ア カブール市内では、治安当局による警備・警戒が特に強化されているものの、タリバーンや「ISILホラサーン州」による政府要人、政府機関、治安当局、外国軍及び国際機関関係者等の外国人を標的としたテロ攻撃等が頻発しています。2019年11月24日には、カブール市内の路上で国連車両に設置された爆弾が爆発し、乗車していた国連職員1名が死亡する事案が発生しました。
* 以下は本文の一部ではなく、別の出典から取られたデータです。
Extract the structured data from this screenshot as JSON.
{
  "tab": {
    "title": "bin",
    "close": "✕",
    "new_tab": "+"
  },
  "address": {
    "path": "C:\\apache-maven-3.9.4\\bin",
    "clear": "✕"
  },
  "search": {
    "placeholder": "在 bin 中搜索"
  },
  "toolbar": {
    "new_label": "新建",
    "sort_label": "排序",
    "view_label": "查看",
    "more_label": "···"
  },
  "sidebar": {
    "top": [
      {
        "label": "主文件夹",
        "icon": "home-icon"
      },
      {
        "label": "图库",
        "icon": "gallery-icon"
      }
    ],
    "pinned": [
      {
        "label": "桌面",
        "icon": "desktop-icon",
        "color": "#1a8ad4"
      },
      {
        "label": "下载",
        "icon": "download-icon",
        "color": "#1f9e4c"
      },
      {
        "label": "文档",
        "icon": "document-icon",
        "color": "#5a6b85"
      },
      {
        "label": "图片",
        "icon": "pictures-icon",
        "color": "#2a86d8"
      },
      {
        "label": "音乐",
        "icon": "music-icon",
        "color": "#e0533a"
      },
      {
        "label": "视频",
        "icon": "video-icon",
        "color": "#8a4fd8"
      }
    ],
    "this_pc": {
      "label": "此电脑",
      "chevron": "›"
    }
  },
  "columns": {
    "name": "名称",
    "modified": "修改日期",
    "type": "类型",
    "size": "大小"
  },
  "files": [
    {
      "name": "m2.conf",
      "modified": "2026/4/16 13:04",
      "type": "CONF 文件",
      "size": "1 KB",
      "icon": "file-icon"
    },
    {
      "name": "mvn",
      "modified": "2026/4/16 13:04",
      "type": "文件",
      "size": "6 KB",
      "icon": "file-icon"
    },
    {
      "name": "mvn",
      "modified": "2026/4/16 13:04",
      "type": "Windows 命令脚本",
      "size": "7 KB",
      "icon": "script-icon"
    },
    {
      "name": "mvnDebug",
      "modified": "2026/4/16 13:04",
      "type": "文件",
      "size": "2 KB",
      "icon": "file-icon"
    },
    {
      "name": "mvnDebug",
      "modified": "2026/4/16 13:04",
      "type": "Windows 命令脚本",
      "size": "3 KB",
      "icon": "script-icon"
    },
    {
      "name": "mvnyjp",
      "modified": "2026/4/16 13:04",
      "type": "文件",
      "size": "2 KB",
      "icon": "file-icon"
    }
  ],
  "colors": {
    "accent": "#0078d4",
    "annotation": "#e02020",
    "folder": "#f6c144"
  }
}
また、2020年9月9日には、カブール市内でサーレ第一副大統領の車列を狙った自爆テロ攻撃により数十名が死傷し、同副大統領自身も負傷する事案が発生するなど、高度な警備対策を講じている場合であっても被害を完全に防ぐことは困難です。

 イ 誘拐、強盗等も多発しています。特に誘拐について、外国人は反政府武装勢力、犯罪者集団等から標的とされやすく、主に早朝、夜間に車で移動中に武装集団に襲撃され、拉致されるケースが多くみられます(同乗しているアフガニスタン人は誘拐されていません。)。また、警備が脆弱な事務所や宿舎が襲撃され、誘拐されるケースもあります。警察当局は、外国人が所属するNGO事務所等に対して、誘拐の防止に向け、事務所や住居への監視カメラや警備員の配置、移動の経路や時間帯の頻繁な変更、身辺警護員の同行及び可能な限りの防弾車の利用等の勧告を行っています。

 ウ カブール中心部の各国大使館、政府機関が集まるエリアに、ロケット弾及び迫撃砲が着弾しています。ロケット弾及び迫撃砲は、一度に複数着弾するケースが多く、さらに、標的から外れて着弾することもあります。直近では、2020年3月9日に行われたガーニ大統領の就任式や同年8月8日の独立記念日に複数のロケット弾が発射され、カブール市内の大統領府付近や住宅地等に着弾し、複数の兵士や民間人が死傷しました。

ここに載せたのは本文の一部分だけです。